On 18 a senior Iraqi delegation headed to Saudi Arabia to discuss possible assistance with its energy and electricity crisis, which is partly responsible for the ongoing bloody protests. Iraqi Prime Minister Haider al-Abadi also dispatched the minister of electricity to Riyadh this week to sign urgent energy agreements, as part of his bid to contain the fallout from power shortages in southern Iraq.
On 19 July at least 11 people have been injured in a series of bombings in Kirkuk by suspected Islamic State group militants. The day before an Iraqi commander was killed when a bomb targeted a military convoy in the province.
On 14 July Federica Mogherini, the European Union’s foreign policy chief, has visited Libya‘s capital, Tripoli, to reopen the bloc’s diplomatic presence and border assistance mission. “Our presence here will be now much more regular. I had an excellent meeting with President al-Sarraj, we discussed the support the European Union is giving to Libya, to the Libyan people,” Mogherini said.

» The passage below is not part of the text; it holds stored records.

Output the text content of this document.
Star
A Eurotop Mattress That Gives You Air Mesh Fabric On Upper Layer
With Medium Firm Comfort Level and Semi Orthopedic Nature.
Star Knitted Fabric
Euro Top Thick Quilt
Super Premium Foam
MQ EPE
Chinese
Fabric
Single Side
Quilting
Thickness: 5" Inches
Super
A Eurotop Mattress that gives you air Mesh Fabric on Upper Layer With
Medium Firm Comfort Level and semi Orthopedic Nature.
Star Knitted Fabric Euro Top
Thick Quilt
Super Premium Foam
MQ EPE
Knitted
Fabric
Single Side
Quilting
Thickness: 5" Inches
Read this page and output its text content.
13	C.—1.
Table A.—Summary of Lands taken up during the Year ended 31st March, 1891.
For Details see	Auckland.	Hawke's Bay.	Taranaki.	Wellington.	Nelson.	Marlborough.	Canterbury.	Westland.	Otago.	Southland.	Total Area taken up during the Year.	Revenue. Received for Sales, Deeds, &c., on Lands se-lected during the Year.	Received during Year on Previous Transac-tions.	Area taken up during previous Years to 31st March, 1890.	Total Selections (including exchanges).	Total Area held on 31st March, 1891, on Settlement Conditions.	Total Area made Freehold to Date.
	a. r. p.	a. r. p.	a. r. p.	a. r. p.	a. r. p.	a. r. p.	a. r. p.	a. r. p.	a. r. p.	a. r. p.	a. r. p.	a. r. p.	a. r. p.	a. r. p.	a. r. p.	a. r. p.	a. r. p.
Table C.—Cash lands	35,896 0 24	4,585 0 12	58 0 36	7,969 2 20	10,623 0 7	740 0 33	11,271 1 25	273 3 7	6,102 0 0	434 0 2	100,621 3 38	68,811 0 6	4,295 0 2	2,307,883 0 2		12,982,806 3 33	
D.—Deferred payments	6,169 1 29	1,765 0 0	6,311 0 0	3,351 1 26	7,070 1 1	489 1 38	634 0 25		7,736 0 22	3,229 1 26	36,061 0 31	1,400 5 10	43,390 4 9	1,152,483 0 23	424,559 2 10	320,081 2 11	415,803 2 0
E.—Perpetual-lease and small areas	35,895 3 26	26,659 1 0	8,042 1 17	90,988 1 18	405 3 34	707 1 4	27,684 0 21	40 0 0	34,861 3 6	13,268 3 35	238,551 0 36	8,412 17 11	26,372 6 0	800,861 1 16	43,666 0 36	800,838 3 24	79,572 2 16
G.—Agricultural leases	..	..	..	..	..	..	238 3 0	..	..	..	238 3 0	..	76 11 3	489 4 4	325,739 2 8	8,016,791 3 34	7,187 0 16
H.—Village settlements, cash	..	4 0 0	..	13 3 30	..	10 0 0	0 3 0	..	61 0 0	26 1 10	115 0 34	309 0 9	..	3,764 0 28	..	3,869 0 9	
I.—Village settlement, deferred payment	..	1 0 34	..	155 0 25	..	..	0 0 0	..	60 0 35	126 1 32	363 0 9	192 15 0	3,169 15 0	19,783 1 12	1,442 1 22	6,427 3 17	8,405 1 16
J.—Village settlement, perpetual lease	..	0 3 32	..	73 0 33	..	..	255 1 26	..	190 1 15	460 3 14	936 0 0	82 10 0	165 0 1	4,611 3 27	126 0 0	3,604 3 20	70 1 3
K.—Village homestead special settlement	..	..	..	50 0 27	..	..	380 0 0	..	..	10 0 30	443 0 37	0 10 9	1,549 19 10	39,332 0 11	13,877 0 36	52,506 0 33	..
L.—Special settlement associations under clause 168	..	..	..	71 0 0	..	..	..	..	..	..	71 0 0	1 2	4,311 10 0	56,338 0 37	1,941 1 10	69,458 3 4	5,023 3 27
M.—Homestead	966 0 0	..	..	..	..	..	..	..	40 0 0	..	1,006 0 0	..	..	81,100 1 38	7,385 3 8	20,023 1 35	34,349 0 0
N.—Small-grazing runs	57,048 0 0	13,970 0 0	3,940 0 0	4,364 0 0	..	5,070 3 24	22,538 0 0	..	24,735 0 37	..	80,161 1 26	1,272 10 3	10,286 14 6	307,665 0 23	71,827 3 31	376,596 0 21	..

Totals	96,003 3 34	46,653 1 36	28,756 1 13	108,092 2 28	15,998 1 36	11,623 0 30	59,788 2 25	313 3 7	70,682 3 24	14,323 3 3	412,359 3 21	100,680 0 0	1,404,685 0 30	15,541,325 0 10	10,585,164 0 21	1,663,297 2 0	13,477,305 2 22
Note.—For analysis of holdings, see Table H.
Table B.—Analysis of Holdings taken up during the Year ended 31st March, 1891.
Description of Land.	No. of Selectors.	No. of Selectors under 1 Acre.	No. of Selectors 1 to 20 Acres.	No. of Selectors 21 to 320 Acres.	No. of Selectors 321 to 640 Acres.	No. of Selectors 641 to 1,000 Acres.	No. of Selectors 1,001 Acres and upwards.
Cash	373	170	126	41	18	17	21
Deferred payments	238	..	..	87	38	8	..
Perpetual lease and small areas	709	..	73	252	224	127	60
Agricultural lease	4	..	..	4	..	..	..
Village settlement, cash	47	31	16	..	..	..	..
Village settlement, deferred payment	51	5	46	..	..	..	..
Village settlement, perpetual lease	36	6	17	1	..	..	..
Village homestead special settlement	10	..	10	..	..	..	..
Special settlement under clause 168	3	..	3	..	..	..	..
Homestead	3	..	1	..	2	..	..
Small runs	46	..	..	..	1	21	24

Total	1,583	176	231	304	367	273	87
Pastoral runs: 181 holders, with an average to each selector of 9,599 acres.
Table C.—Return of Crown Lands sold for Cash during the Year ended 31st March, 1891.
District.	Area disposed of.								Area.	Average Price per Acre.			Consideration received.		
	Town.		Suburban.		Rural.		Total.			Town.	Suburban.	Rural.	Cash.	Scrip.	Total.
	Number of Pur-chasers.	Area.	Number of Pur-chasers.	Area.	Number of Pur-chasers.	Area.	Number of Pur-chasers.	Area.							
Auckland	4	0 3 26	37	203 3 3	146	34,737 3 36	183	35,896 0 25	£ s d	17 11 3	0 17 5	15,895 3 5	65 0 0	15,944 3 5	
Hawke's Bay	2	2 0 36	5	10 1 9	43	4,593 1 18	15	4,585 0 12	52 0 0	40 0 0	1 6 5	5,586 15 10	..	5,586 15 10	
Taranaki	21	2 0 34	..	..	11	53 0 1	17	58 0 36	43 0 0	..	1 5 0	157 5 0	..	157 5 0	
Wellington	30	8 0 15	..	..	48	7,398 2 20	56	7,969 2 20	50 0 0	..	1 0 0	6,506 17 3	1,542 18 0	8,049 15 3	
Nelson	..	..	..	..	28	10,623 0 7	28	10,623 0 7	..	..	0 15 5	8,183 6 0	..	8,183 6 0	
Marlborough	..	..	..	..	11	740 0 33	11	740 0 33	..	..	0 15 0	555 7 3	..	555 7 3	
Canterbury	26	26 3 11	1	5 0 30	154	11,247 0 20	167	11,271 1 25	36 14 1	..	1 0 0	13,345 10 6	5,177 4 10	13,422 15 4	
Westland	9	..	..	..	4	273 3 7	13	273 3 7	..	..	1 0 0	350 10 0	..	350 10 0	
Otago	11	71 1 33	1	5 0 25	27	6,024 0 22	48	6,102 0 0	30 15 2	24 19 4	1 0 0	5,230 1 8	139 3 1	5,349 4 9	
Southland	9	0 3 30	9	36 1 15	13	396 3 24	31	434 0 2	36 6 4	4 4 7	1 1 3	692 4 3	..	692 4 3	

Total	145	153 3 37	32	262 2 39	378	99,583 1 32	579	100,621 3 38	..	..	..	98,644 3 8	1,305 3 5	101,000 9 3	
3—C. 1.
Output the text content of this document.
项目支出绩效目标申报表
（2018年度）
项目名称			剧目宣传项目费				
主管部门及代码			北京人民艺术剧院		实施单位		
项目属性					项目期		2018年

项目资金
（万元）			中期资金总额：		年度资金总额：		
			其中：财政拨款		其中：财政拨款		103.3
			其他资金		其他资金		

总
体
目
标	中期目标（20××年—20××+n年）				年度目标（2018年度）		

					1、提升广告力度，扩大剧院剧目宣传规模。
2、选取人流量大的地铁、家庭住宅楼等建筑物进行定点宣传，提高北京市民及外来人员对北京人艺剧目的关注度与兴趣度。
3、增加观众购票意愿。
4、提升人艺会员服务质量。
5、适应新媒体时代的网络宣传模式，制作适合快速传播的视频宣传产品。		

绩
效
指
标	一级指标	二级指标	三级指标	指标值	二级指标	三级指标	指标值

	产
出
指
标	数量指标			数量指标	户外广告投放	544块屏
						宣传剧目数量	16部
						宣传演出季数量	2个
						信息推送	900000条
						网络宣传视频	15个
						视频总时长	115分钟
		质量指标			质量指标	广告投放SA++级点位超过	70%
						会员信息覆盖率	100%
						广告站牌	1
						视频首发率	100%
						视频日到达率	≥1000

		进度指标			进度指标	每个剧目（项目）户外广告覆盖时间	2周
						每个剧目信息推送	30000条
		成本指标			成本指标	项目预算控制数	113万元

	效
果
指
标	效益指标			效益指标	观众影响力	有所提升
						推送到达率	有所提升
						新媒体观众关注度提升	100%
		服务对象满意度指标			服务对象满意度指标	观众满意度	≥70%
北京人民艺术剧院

On 18 July dozens of buses entered two government loyalist towns under siege from rebels in the northwest province of Idlib in Syria, as part of a deal to evacuate residents to government-controlled areas. Some 6,000 people will leave, emptying out the mostly Shia towns of al-Foua and Kefray. Rebels from Hay’et Tahrir al-Sham – a group formerly linked to al-Qaeda – and Iran-backed forces agreed to the deal to evacuate people in return for the release of more than 1,500 civilians and rebels in state prisons. On 20 July rebels in the southwest province of Quneitra in Syria have started leaving the area after giving up their fight against government forces near the frontier with Israel. A convoy of buses carried the first batch of rebels, their family members and assorted civilians to opposition-held territory in the north. A Syrian army offensive launched earlier in June has managed to retake much of southern Syria’s Deraa and Quneitra provinces, previously in rebel hands.
Focus on Russia
On 20 July the Russian ambassador to Algeria, Igor Belyaev, revealed that about half of the Russian weapons sold in Africa were bought by Algeria. Belyaev continued:“Russian-Algerian relations are multidimensional. Technical military cooperation between the two countries has characterized their bilateral relationship”. There are other factors that have currently contributed to Algeria’s increasing interest in Russian weapons, including the situation in regions like the Middle East and Africa, where terrorism is growing in North Africa, especially in Libya and in Mali. He added that the cooperating on high-tech weapons requires both skilled personnel and political will. Algeria is one of the most important buyers of Russian weapons in the Middle East and North Africa. The most notable weapons Algeria has bought are the T-90 tanks and the S-300 air defence systems.